弄明白了这些,连溪在经历最初的戒备后,反而轻松了许多。
等待着一切落幕,连溪心里一块石头落地,这场闹剧终于要结束了!但是事与愿违,闹剧,不过才刚刚开始而已。
姚沉那个愣头青,被专家们三言两语就引去了注意力,那边不着痕迹的奉承一句,那边适当的表现出的自己的专业水准,就把姚小七唬得一愣愣的,全然没有发现,她已经被人盖上玻璃罩直接抱走了。
他的行动很专业,没有伤及花株一分一毫,速度去没有慢上半分,随意罩上一块布,瞬间就消失在了人群之中。
抱花的人目标和很明确,顺着道路一直往外走,沿着对角线走到尽头,就可以看到主办方工作人员的专业通道。
这样的通道,基本上不对外开放,只给主办方的工作人员进出,有专人负责看守。
抱花的人刚刚靠近,门边上靠着一名印花制服的工作人员,扫了一眼:“刚刚看你拿了一次,今年不止一盆?”
“有几盆吧,其中两盆已经被我们买下来了,这盆……”抱花的人边走边说,“品相太好,花的主人也不像是缺钱的主。”
工作人员了然一笑:“所以准备‘展览’几天?”
抱花的人耸耸肩:“一个星期吧,等该录的都录完了,看能不能截取一段,用插株的方式培养出另外一株。我出去了,我先把这两盆花拉到生物科研所去。”
工作人员收起调笑的语气:“我明白的。”
抱花的人踏出大门,开在公园出的专业通道上没有一个人,这会儿正是花祭最热闹的时候,工作人员都严阵以待在场内呆着,自然不会在这个时段在这晃荡。
他心情应该特别好,一边走,一边吹着口哨,脚步一晃一抖,与之前沉稳的样子完全不一样。
不一会便走到了车前,他打开车门,将连小花放在后车座上,上面已经摆放着一盆“墨兰”
男人这时候终于掀开了黑布,一边看着连小花一边感慨着:“这么漂亮的花,看一眼少一眼啊。”
他看了一会儿,大概是看够了,将车门关上,走到驾驶位置,准备启动车子。
后座的连小花,此时正以肉眼可以看到的速度变化着……
刚刚的对话她听的一清二楚,生物科研所,即使不了解什么地方,也能从名字上看出端倪来。
落在他们手上,能有什么后果,想都想的出来,切半株花看着容易,可是从她身上切一半呢?
姚少校不过是想养个宠物,他们可是要一个实验标本,这其中的差距,说不定隔着生死。
柔嫩的根系第一次在泥土里飞速蔓延着,疯狂的扎在了泥土之中,伴生藤蔓从泥土里一寸寸的爬了出来,一圈圈的往外生长着。
十几根藤蔓分成两部分,相互裹缠在一起,常成几倍粗的“触手”,只听“砰!”的一声。
藤蔓分两头扎在了玻璃罩上,十几根藤蔓又同时散开,普通的玻璃罩瞬间肢解开来。
她并没有给来人反应的时间,在对方回过头来的瞬间,一根藤蔓已经勾在了车子上的天窗,整株花借力飞了过去,准确的糊在了对方的脸上。
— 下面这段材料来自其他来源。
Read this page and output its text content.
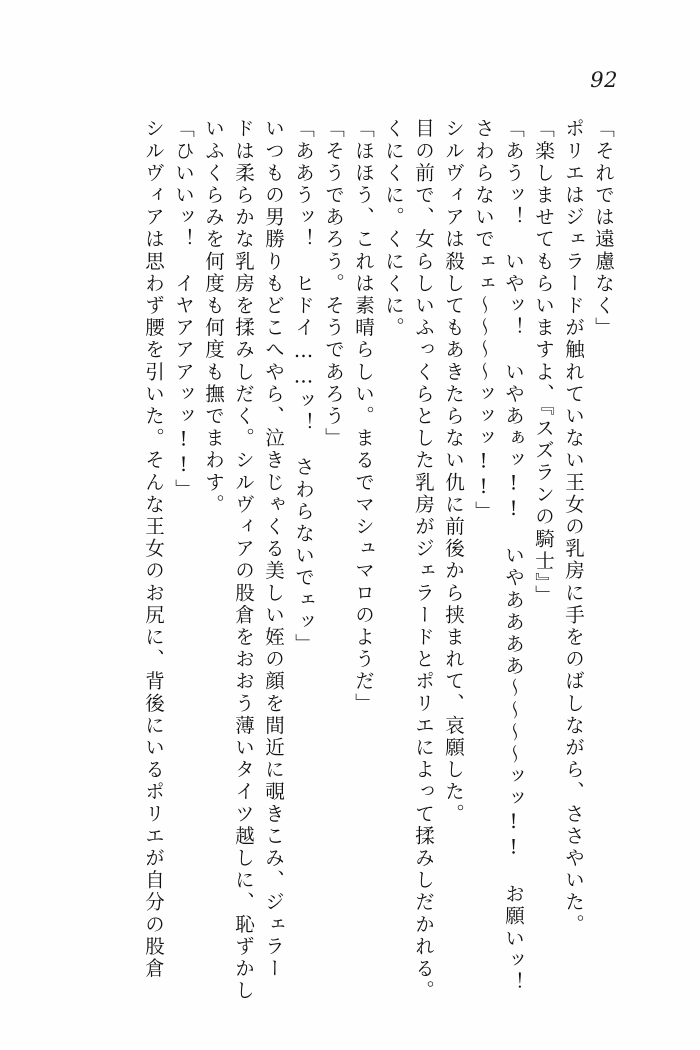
92
「それでは遠慮なく」
ポリエはジェラードが触れていない王女の乳房に手をのばしながら、ささやいた。
「楽しませてもらいますよ、『スズランの騎士』」
「あうッ！　いやッ！　いやあぁッ!!　いやああああ〜〜〜〜ッッ!!　お願いッ！
さわらないでェェ〜〜〜〜ッッッ!!」
シルヴィアは殺してもあきたらない仇に前後から挟まれて、哀願した。
目の前で、女らしいふっくらとした乳房がジェラードとポリエによって揉みしだかれる。
くにくに。くにくに。
「ほほう、これは素晴らしい。まるでマシュマロのようだ」
「そうであろう。そうであろう」
「ああうッ！　ヒドイ……ッ！　さわらないでェッ」
いつもの男勝りもどこへやら、泣きじゃくる美しい姪の顔を間近に覗きこみ、ジェラー
ドは柔らかな乳房を揉みしだく。シルヴィアの股倉をおおう薄いタイツ越しに、恥ずかし
いふくらみを何度も何度も撫でまわす。
「ひいいッ！　イヤアアアッッ!!」
シルヴィアは思わず腰を引いた。そんな王女のお尻に、背後にいるポリエが自分の股倉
连溪所有的藤蔓都抽了出去,一圈圈的缠绕在对方的脑袋上,将对方的视线死死的挡住了。
“什么东西……”
因为视线受阻,刚刚启动的汽车失去了控制,在马路上横冲直撞起来。男人叫喊着,刚想意识想脸上的东西扯开,就被摔了七荤八素,整个人倒在座位上。